Car buyers are discovering that supply chain constraints “have thrusted prices upwards considerably for new and used vehicles alike,” notes Jalopnik.

But while last month Fortune ran an article headlined “Chipmakers to carmakers: Time to get out of the semiconductor Stone Age,” Jalopnik argues it’s not that simple.
The implication here is that the auto industry is far too reliant on archaic tech that isn’t applicable to other consumer tech fields. It’s now finally reckoning with its reluctance to change, and only a fool would invest in shops to pump out the outdated silicon cars require. But is that a fair assessment? As Fortune notes in its own piece, there are reasons why carmakers — some of the largest corporations in the world — choose the chips they do. The comparison to smartphones is moot… The potential ramifications of a glitch in a metal box traveling at many miles per hour are a little more severe. That’s especially true if you’re talking about modern vehicles with driver-assist functions…
I asked some auto industry veterans to weigh in… What automakers require is somewhat at odds with what chipmakers prefer and are tooled to produce: smaller, more densely packed chips, that can be manufactured at lower cost and yield more units…. However, to suggest as [Intel CEO] Gelsinger did that the burden to adapt should fall squarely on automakers simplifies the issue. General purpose chipmakers don’t seem to grasp the unique challenges of the automotive sector — something that became clear to me after chatting with Jon M. Quigley, Society of Automotive Engineers member and columnist at Automotive Industries. “Qualifying a product, specifically testing activities, are costly and requires time, talent, and equipment,” Quigley said. “Some of the test equipment requirements are expensive and often not on hand at the OEM but will require an external lab, and booking time at this lab can be a long lead time activity, and is necessary for certain product certifications. Depending upon the vehicle system commonality, this testing might have to be performed on multiple vehicle platforms. Making changes to an existing product, changing an integrated circuit that only has the difference in the manufacturing processes would still require this sort of testing. Unless there are some compelling associated cost improvements to recoup the investment, this is not very plausible.”

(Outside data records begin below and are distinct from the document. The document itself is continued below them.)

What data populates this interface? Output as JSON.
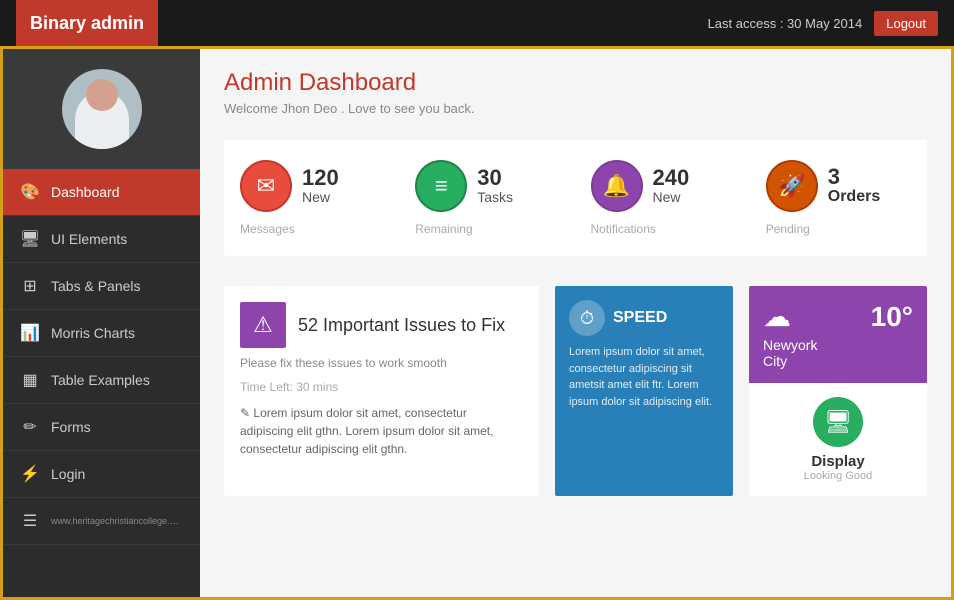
{
  "header": {
    "brand": "Binary admin",
    "last_access": "Last access : 30 May 2014",
    "logout_label": "Logout"
  },
  "sidebar": {
    "items": [
      {
        "id": "dashboard",
        "label": "Dashboard",
        "icon": "🎨",
        "active": true
      },
      {
        "id": "ui-elements",
        "label": "UI Elements",
        "icon": "🖥",
        "active": false
      },
      {
        "id": "tabs-panels",
        "label": "Tabs & Panels",
        "icon": "⊞",
        "active": false
      },
      {
        "id": "morris-charts",
        "label": "Morris Charts",
        "icon": "📊",
        "active": false
      },
      {
        "id": "table-examples",
        "label": "Table Examples",
        "icon": "⊟",
        "active": false
      },
      {
        "id": "forms",
        "label": "Forms",
        "icon": "✏",
        "active": false
      },
      {
        "id": "login",
        "label": "Login",
        "icon": "⚡",
        "active": false
      }
    ],
    "url": "www.heritagechristiancollege.com"
  },
  "content": {
    "title": "Admin Dashboard",
    "subtitle": "Welcome Jhon Deo . Love to see you back.",
    "stats": [
      {
        "id": "messages",
        "number": "120",
        "label": "New",
        "desc": "Messages",
        "icon": "✉",
        "color": "red"
      },
      {
        "id": "tasks",
        "number": "30",
        "label": "Tasks",
        "desc": "Remaining",
        "icon": "≡",
        "color": "green"
      },
      {
        "id": "notifications",
        "number": "240",
        "label": "New",
        "desc": "Notifications",
        "icon": "🔔",
        "color": "purple"
      },
      {
        "id": "orders",
        "number": "3",
        "label": "Orders",
        "desc": "Pending",
        "icon": "🚀",
        "color": "orange"
      }
    ],
    "issues": {
      "count": "52 Important Issues to Fix",
      "subtitle": "Please fix these issues to work smooth",
      "time_left": "Time Left: 30 mins",
      "body": "Lorem ipsum dolor sit amet, consectetur adipiscing elit gthn. Lorem ipsum dolor sit amet, consectetur adipiscing elit gthn."
    },
    "speed": {
      "title": "SPEED",
      "body": "Lorem ipsum dolor sit amet, consectetur adipiscing sit ametsit amet elit ftr. Lorem ipsum dolor sit adipiscing elit."
    },
    "weather": {
      "city_line1": "Newyork",
      "city_line2": "City",
      "temp": "10°"
    },
    "display": {
      "title": "Display",
      "sub": "Looking Good"
    }
  }
}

It’s easy for those of us on the outside to miss the many steps of validation automotive components are required to go through before they end up in what we drive. Ultimately, carmakers don’t care how small or new a chip is; all that matters is that it works for its intended purpose and is properly vetted… Chipmakers want as much miniaturization as possible to maximize production efficiency, automakers need significant lead time to make sure a chip will work for them. Each industry has reasons for operating the way it does. That doesn’t change the fact that someone’s going to have to budge to address this shortfall….

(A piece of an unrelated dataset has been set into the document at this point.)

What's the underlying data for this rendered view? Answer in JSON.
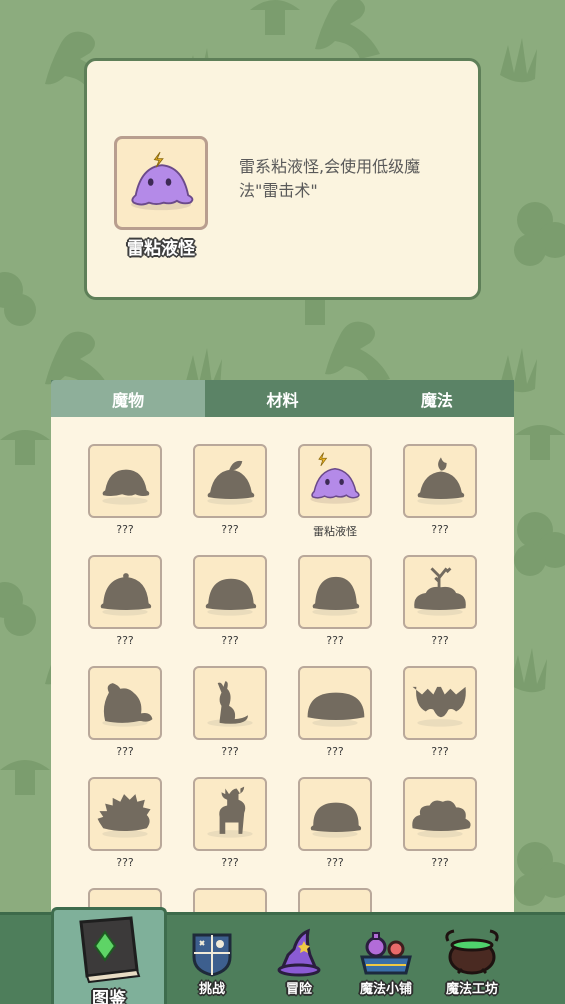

Over time, the transition to newer technology may naturally happen, but certainly not quickly enough to Band-Aid the snags of the present moment. That doesn’t give anyone a single, solitary scapegoat, and it’s not the easy answer anyone likely wants to hear — not prospective shoppers, not automakers and not the CEO of Intel. But it’s the most realistic answer nonetheless.

In the meantime, one analyst that Jalopnik spoke to predicted automakers will try strategic partnerships with chipmakers — that is, “find ways to own or control more of the chip supply base going forward by partnering with ASIC design companies who do similar design service for networking companies.”